One of the most widely used methods for gene editing is CRISPR-Cas9 technology. The method requires a certain sequence or motif for function that restricts modifications.
“CRISPR can be programmed to cut DNA at specific regions to make precise edits in an organism that can increase sustainable manufacturing, treat disease and even create better crops,” said Kevin Solomon, an assistant professor of agricultural and biological engineering, who leads the Purdue research team. “However, it requires a certain sequence for function that restricts modifications to certain regions.”
Many diseases in humans, including several types of cancer, are caused by mutations at specific sites in the genome. The Purdue team created a method that uses the protein Argonaute from Natronobacterium gregoryi (NgAgo) and supplied DNA as a guide to enable modification anywhere on the genome, providing new options to potentially improve manufacturing, disease treatment, drug discovery and crop production.
“While there is still work to do, we have shown that these molecular scissors can edit regions of DNA previously inaccessible by current technologies,” said 2nd Lt. Michael Mechikoff, a master’s student working on the project.
“One of my best friends died from a cancer caused by a genetic variant several years ago,” said Kok Zhi Lee, a doctoral student who works on the research team in Solomon’s lab. “I always dreamed of a different scenario for my friend – living in an era where genetic engineering is a regular and safe option to correct genetic disorders. With the potential of our technology, I anticipate a future where genetic disease is history for human beings.”
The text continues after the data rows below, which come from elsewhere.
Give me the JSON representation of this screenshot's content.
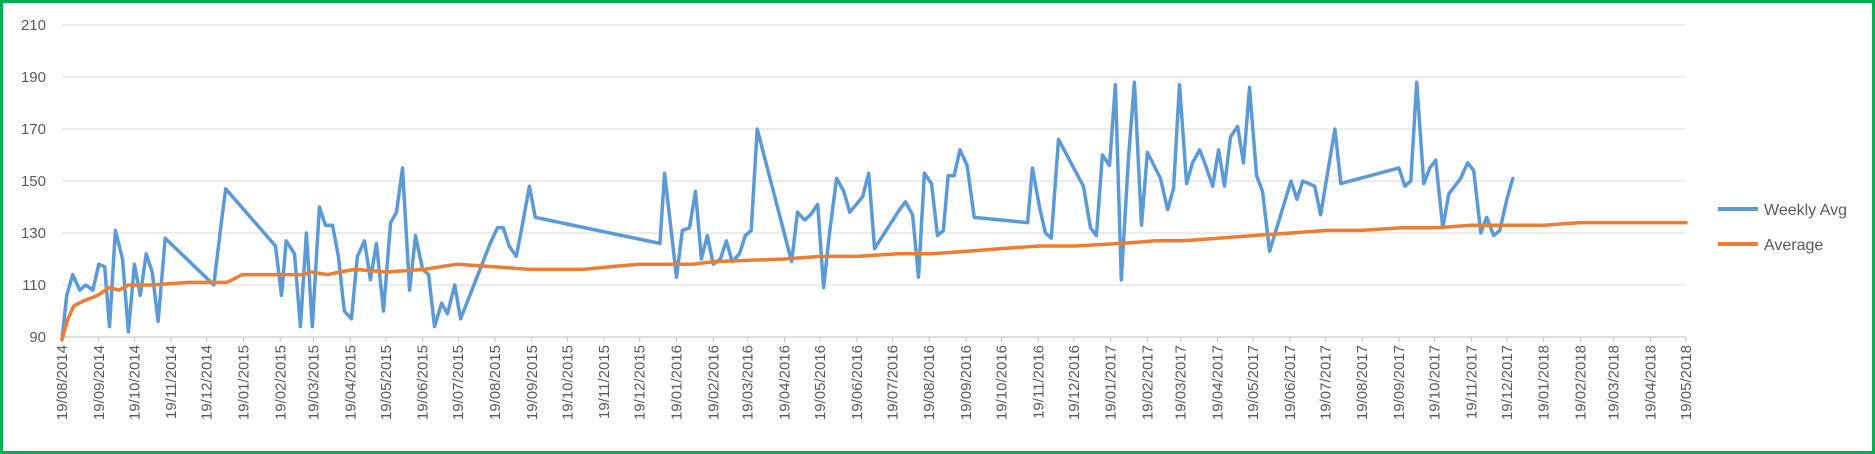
{
  "chart_data": {
    "type": "line",
    "title": "",
    "xlabel": "",
    "ylabel": "",
    "ylim": [
      90,
      210
    ],
    "yticks": [
      90,
      110,
      130,
      150,
      170,
      190,
      210
    ],
    "grid": true,
    "legend_position": "right",
    "x_range": [
      "19/08/2014",
      "19/05/2018"
    ],
    "x_tick_labels": [
      "19/08/2014",
      "19/09/2014",
      "19/10/2014",
      "19/11/2014",
      "19/12/2014",
      "19/01/2015",
      "19/02/2015",
      "19/03/2015",
      "19/04/2015",
      "19/05/2015",
      "19/06/2015",
      "19/07/2015",
      "19/08/2015",
      "19/09/2015",
      "19/10/2015",
      "19/11/2015",
      "19/12/2015",
      "19/01/2016",
      "19/02/2016",
      "19/03/2016",
      "19/04/2016",
      "19/05/2016",
      "19/06/2016",
      "19/07/2016",
      "19/08/2016",
      "19/09/2016",
      "19/10/2016",
      "19/11/2016",
      "19/12/2016",
      "19/01/2017",
      "19/02/2017",
      "19/03/2017",
      "19/04/2017",
      "19/05/2017",
      "19/06/2017",
      "19/07/2017",
      "19/08/2017",
      "19/09/2017",
      "19/10/2017",
      "19/11/2017",
      "19/12/2017",
      "19/01/2018",
      "19/02/2018",
      "19/03/2018",
      "19/04/2018",
      "19/05/2018"
    ],
    "series": [
      {
        "name": "Weekly Avg",
        "color": "#5b9bd5",
        "points": [
          [
            "2014-08-19",
            89
          ],
          [
            "2014-08-23",
            106
          ],
          [
            "2014-08-28",
            114
          ],
          [
            "2014-09-03",
            108
          ],
          [
            "2014-09-08",
            110
          ],
          [
            "2014-09-14",
            108
          ],
          [
            "2014-09-19",
            118
          ],
          [
            "2014-09-24",
            117
          ],
          [
            "2014-09-28",
            94
          ],
          [
            "2014-10-03",
            131
          ],
          [
            "2014-10-09",
            120
          ],
          [
            "2014-10-14",
            92
          ],
          [
            "2014-10-19",
            118
          ],
          [
            "2014-10-24",
            106
          ],
          [
            "2014-10-29",
            122
          ],
          [
            "2014-11-03",
            115
          ],
          [
            "2014-11-08",
            96
          ],
          [
            "2014-11-14",
            128
          ],
          [
            "2014-12-25",
            110
          ],
          [
            "2014-12-31",
            133
          ],
          [
            "2015-01-04",
            147
          ],
          [
            "2015-02-15",
            125
          ],
          [
            "2015-02-20",
            106
          ],
          [
            "2015-02-24",
            127
          ],
          [
            "2015-03-03",
            122
          ],
          [
            "2015-03-08",
            94
          ],
          [
            "2015-03-13",
            130
          ],
          [
            "2015-03-18",
            94
          ],
          [
            "2015-03-24",
            140
          ],
          [
            "2015-03-29",
            133
          ],
          [
            "2015-04-04",
            133
          ],
          [
            "2015-04-09",
            121
          ],
          [
            "2015-04-14",
            100
          ],
          [
            "2015-04-20",
            97
          ],
          [
            "2015-04-25",
            121
          ],
          [
            "2015-05-01",
            127
          ],
          [
            "2015-05-06",
            112
          ],
          [
            "2015-05-11",
            126
          ],
          [
            "2015-05-17",
            100
          ],
          [
            "2015-05-23",
            134
          ],
          [
            "2015-05-28",
            138
          ],
          [
            "2015-06-02",
            155
          ],
          [
            "2015-06-08",
            108
          ],
          [
            "2015-06-13",
            129
          ],
          [
            "2015-06-19",
            116
          ],
          [
            "2015-06-24",
            114
          ],
          [
            "2015-06-29",
            94
          ],
          [
            "2015-07-05",
            103
          ],
          [
            "2015-07-10",
            99
          ],
          [
            "2015-07-16",
            110
          ],
          [
            "2015-07-21",
            97
          ],
          [
            "2015-08-15",
            126
          ],
          [
            "2015-08-21",
            132
          ],
          [
            "2015-08-26",
            132
          ],
          [
            "2015-08-31",
            125
          ],
          [
            "2015-09-06",
            121
          ],
          [
            "2015-09-11",
            133
          ],
          [
            "2015-09-17",
            148
          ],
          [
            "2015-09-22",
            136
          ],
          [
            "2016-01-05",
            126
          ],
          [
            "2016-01-09",
            153
          ],
          [
            "2016-01-19",
            113
          ],
          [
            "2016-01-24",
            131
          ],
          [
            "2016-01-30",
            132
          ],
          [
            "2016-02-04",
            146
          ],
          [
            "2016-02-09",
            120
          ],
          [
            "2016-02-14",
            129
          ],
          [
            "2016-02-19",
            118
          ],
          [
            "2016-02-25",
            120
          ],
          [
            "2016-03-01",
            127
          ],
          [
            "2016-03-06",
            119
          ],
          [
            "2016-03-12",
            122
          ],
          [
            "2016-03-17",
            129
          ],
          [
            "2016-03-22",
            131
          ],
          [
            "2016-03-27",
            170
          ],
          [
            "2016-04-25",
            119
          ],
          [
            "2016-04-30",
            138
          ],
          [
            "2016-05-06",
            135
          ],
          [
            "2016-05-11",
            137
          ],
          [
            "2016-05-17",
            141
          ],
          [
            "2016-05-22",
            109
          ],
          [
            "2016-05-27",
            130
          ],
          [
            "2016-06-02",
            151
          ],
          [
            "2016-06-08",
            146
          ],
          [
            "2016-06-13",
            138
          ],
          [
            "2016-06-24",
            144
          ],
          [
            "2016-06-29",
            153
          ],
          [
            "2016-07-04",
            124
          ],
          [
            "2016-07-25",
            139
          ],
          [
            "2016-07-30",
            142
          ],
          [
            "2016-08-05",
            137
          ],
          [
            "2016-08-10",
            113
          ],
          [
            "2016-08-15",
            153
          ],
          [
            "2016-08-21",
            149
          ],
          [
            "2016-08-26",
            129
          ],
          [
            "2016-08-31",
            131
          ],
          [
            "2016-09-04",
            152
          ],
          [
            "2016-09-09",
            152
          ],
          [
            "2016-09-14",
            162
          ],
          [
            "2016-09-20",
            156
          ],
          [
            "2016-09-26",
            136
          ],
          [
            "2016-11-10",
            134
          ],
          [
            "2016-11-14",
            155
          ],
          [
            "2016-11-20",
            140
          ],
          [
            "2016-11-25",
            130
          ],
          [
            "2016-11-30",
            128
          ],
          [
            "2016-12-06",
            166
          ],
          [
            "2016-12-27",
            148
          ],
          [
            "2017-01-02",
            132
          ],
          [
            "2017-01-07",
            129
          ],
          [
            "2017-01-12",
            160
          ],
          [
            "2017-01-18",
            156
          ],
          [
            "2017-01-23",
            187
          ],
          [
            "2017-01-28",
            112
          ],
          [
            "2017-02-03",
            159
          ],
          [
            "2017-02-08",
            188
          ],
          [
            "2017-02-14",
            133
          ],
          [
            "2017-02-19",
            161
          ],
          [
            "2017-03-02",
            151
          ],
          [
            "2017-03-08",
            139
          ],
          [
            "2017-03-13",
            147
          ],
          [
            "2017-03-18",
            187
          ],
          [
            "2017-03-24",
            149
          ],
          [
            "2017-03-29",
            157
          ],
          [
            "2017-04-04",
            162
          ],
          [
            "2017-04-09",
            156
          ],
          [
            "2017-04-15",
            148
          ],
          [
            "2017-04-20",
            162
          ],
          [
            "2017-04-25",
            148
          ],
          [
            "2017-04-30",
            167
          ],
          [
            "2017-05-06",
            171
          ],
          [
            "2017-05-11",
            157
          ],
          [
            "2017-05-16",
            186
          ],
          [
            "2017-05-22",
            152
          ],
          [
            "2017-05-27",
            146
          ],
          [
            "2017-06-02",
            123
          ],
          [
            "2017-06-20",
            150
          ],
          [
            "2017-06-25",
            143
          ],
          [
            "2017-06-30",
            150
          ],
          [
            "2017-07-10",
            148
          ],
          [
            "2017-07-15",
            137
          ],
          [
            "2017-07-27",
            170
          ],
          [
            "2017-08-01",
            149
          ],
          [
            "2017-09-19",
            155
          ],
          [
            "2017-09-24",
            148
          ],
          [
            "2017-09-29",
            150
          ],
          [
            "2017-10-04",
            188
          ],
          [
            "2017-10-10",
            149
          ],
          [
            "2017-10-15",
            155
          ],
          [
            "2017-10-20",
            158
          ],
          [
            "2017-10-26",
            132
          ],
          [
            "2017-10-31",
            145
          ],
          [
            "2017-11-05",
            148
          ],
          [
            "2017-11-10",
            151
          ],
          [
            "2017-11-16",
            157
          ],
          [
            "2017-11-21",
            154
          ],
          [
            "2017-11-27",
            130
          ],
          [
            "2017-12-02",
            136
          ],
          [
            "2017-12-08",
            129
          ],
          [
            "2017-12-13",
            131
          ],
          [
            "2017-12-19",
            143
          ],
          [
            "2017-12-24",
            151
          ]
        ]
      },
      {
        "name": "Average",
        "color": "#ed7d31",
        "points": [
          [
            "2014-08-19",
            89
          ],
          [
            "2014-08-24",
            97
          ],
          [
            "2014-08-29",
            102
          ],
          [
            "2014-09-07",
            104
          ],
          [
            "2014-09-18",
            106
          ],
          [
            "2014-09-28",
            109
          ],
          [
            "2014-10-06",
            108
          ],
          [
            "2014-10-14",
            110
          ],
          [
            "2014-11-03",
            110
          ],
          [
            "2014-12-03",
            111
          ],
          [
            "2015-01-05",
            111
          ],
          [
            "2015-01-18",
            114
          ],
          [
            "2015-03-10",
            114
          ],
          [
            "2015-03-17",
            115
          ],
          [
            "2015-03-31",
            114
          ],
          [
            "2015-04-10",
            115
          ],
          [
            "2015-04-23",
            116
          ],
          [
            "2015-05-20",
            115
          ],
          [
            "2015-06-20",
            116
          ],
          [
            "2015-07-18",
            118
          ],
          [
            "2015-08-18",
            117
          ],
          [
            "2015-09-18",
            116
          ],
          [
            "2015-10-10",
            116
          ],
          [
            "2015-11-01",
            116
          ],
          [
            "2015-11-24",
            117
          ],
          [
            "2015-12-19",
            118
          ],
          [
            "2016-02-02",
            118
          ],
          [
            "2016-02-20",
            119
          ],
          [
            "2016-04-19",
            120
          ],
          [
            "2016-05-19",
            121
          ],
          [
            "2016-06-19",
            121
          ],
          [
            "2016-07-23",
            122
          ],
          [
            "2016-08-21",
            122
          ],
          [
            "2016-09-20",
            123
          ],
          [
            "2016-10-19",
            124
          ],
          [
            "2016-11-20",
            125
          ],
          [
            "2016-12-20",
            125
          ],
          [
            "2017-01-28",
            126
          ],
          [
            "2017-02-26",
            127
          ],
          [
            "2017-03-22",
            127
          ],
          [
            "2017-04-19",
            128
          ],
          [
            "2017-05-19",
            129
          ],
          [
            "2017-06-20",
            130
          ],
          [
            "2017-07-20",
            131
          ],
          [
            "2017-08-19",
            131
          ],
          [
            "2017-09-20",
            132
          ],
          [
            "2017-10-20",
            132
          ],
          [
            "2017-11-19",
            133
          ],
          [
            "2017-12-20",
            133
          ],
          [
            "2018-01-19",
            133
          ],
          [
            "2018-02-19",
            134
          ],
          [
            "2018-03-19",
            134
          ],
          [
            "2018-04-19",
            134
          ],
          [
            "2018-05-19",
            134
          ]
        ]
      }
    ]
  }
}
The team has worked with the Purdue Research Foundation Office of Technology Commercialization to file a utility patent on the technology. They are looking for partners and others interested in developing and licensing it.
Their work aligns with Purdue’s Giant Leaps celebration, acknowledging the university’s global advancements in health as part of Purdue’s 150th anniversary. It is one of the four themes of the yearlong celebration’s Ideas Festival, designed to showcase Purdue as an intellectual center solving real-world issues.